Bergman tries. He could not try harder. How could a film, on the face of it, be more depressing? This one really is a lot like going to church; much of it is set in one, a real church, with congregations in single figures. In a Swedish winter. A dowdy woman sets her heart on the widowed pastor, who strings her along. When a parishioner who's considering suicide comes to the pastor, the pastor carelessly suggests that there is no God. The parishioner promptly goes away and kills himself. Instead of showing remorse, the pastor takes out his guilt on the woman, telling her in a long, cruel speech exactly how and why he despises her. He then asks her along to hear him preach in another church. She follows obediently, and is the only member of the congregation when he begins the service. The end.

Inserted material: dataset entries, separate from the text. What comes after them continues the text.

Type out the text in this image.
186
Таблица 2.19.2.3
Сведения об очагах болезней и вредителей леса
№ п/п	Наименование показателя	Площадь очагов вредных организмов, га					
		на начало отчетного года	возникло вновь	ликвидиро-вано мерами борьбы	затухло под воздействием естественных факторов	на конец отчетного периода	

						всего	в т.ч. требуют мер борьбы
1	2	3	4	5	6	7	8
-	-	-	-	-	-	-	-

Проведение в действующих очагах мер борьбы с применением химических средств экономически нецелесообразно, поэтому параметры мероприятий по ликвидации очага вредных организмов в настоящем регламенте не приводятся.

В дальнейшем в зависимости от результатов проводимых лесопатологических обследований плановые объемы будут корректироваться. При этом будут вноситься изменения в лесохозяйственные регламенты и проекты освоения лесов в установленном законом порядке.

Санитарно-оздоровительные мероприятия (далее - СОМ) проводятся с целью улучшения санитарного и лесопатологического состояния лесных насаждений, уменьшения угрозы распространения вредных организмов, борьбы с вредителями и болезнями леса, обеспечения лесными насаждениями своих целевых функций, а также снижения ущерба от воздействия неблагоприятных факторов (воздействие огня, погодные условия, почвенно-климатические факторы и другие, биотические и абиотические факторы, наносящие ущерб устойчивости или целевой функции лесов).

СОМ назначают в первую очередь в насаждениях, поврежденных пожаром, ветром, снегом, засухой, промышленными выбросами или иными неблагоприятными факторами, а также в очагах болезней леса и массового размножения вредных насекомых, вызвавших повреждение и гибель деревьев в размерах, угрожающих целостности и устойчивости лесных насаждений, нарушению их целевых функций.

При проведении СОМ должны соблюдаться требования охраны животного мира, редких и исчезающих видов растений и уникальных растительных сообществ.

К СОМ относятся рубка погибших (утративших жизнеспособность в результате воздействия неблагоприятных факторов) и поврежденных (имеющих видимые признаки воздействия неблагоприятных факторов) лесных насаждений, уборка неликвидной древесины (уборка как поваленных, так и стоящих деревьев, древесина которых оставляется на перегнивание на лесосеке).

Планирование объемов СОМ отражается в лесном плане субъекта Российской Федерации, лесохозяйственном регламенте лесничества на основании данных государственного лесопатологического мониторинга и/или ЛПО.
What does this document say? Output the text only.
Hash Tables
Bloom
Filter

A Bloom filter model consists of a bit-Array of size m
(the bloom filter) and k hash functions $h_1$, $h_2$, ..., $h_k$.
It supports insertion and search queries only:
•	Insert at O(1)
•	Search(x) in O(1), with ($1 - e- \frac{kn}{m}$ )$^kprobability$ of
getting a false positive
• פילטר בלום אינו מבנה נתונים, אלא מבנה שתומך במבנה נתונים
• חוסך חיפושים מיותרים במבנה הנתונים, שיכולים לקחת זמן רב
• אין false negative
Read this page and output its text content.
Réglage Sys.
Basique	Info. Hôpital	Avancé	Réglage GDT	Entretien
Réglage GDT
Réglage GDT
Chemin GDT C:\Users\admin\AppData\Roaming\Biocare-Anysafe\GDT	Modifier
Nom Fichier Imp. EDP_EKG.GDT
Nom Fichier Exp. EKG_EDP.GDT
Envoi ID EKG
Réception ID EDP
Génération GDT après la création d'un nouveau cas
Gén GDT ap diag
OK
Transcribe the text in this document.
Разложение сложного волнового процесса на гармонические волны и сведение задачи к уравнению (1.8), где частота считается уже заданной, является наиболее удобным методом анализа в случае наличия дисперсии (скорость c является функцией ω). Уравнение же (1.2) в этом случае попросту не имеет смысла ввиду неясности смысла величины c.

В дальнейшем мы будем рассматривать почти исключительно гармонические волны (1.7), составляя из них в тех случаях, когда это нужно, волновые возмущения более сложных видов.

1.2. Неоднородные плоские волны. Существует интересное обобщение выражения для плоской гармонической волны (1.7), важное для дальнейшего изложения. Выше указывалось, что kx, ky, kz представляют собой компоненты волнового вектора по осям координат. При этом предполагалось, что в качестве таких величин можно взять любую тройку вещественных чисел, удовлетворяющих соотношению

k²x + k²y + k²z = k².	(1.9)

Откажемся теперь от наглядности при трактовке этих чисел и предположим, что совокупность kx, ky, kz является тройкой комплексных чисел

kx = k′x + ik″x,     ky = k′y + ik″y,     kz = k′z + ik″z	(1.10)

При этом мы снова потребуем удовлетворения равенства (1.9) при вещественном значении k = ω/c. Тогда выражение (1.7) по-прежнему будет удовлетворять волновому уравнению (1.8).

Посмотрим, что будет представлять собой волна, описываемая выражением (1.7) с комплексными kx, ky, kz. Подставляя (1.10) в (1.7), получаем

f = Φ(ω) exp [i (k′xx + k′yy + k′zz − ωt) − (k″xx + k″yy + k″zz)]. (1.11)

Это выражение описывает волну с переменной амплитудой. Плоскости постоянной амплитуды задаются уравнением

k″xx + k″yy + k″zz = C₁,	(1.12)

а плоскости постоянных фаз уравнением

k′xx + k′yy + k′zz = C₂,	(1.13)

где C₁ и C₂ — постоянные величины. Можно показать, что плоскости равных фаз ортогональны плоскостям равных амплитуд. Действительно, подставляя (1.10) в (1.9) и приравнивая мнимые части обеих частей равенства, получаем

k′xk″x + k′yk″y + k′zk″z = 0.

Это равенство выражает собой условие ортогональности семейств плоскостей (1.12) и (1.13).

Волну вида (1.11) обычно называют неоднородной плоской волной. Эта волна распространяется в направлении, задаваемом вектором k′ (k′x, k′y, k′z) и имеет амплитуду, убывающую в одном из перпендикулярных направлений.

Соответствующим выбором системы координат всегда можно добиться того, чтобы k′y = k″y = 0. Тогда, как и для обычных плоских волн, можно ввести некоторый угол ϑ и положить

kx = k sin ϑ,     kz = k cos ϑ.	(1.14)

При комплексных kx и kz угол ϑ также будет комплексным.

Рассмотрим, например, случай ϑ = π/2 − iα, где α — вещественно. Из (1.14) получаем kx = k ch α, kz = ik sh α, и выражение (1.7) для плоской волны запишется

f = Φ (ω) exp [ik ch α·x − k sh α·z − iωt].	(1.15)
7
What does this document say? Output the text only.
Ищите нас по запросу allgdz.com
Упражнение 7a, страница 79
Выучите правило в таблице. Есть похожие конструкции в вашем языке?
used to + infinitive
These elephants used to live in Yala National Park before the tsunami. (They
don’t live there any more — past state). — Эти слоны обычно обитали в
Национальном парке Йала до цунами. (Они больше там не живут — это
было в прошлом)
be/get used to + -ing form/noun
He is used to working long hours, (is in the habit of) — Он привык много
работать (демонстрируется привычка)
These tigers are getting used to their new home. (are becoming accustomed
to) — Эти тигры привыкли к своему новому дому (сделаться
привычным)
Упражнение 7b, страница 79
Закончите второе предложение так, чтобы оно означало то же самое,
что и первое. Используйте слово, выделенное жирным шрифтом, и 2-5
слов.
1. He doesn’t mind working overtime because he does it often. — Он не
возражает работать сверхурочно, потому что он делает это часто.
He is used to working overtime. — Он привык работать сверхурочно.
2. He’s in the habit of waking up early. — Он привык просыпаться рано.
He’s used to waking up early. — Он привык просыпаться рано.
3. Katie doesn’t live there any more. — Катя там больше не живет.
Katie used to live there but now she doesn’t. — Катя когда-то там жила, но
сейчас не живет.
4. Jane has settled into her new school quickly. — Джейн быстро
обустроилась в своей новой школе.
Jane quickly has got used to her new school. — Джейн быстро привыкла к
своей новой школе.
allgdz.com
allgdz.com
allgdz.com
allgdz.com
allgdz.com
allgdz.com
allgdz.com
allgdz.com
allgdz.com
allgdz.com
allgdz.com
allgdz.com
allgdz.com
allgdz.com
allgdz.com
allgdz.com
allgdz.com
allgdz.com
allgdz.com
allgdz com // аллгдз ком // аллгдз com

Bleak, yes. Gloomy, yes. Cold, yes. But not depressing. Why? Partly because of the severe beauty of the images; partly because the actors approach their roles with such sincerity that their belief in the importance of what they are saying becomes a substitute for the reverence towards religion they are failing to show; partly because we are helpless to resist a story, and Winter Light is a story. A true story - not an authentic or a real story, a true story - about people trying to live in a difficult world. Not about the man who commits suicide, but those who, like the pastor or Bergman himself, are tempted, and don't. As the philosopher Emil Cioran said, compared to the suicide, the aetheist is almost as fervent a believer as the most devout God-worshipper.
I made a coffee and a sandwich and put on The Silence (1963). Ingrid Bergman directed more than 60 films. I could soon be happy beyond compare.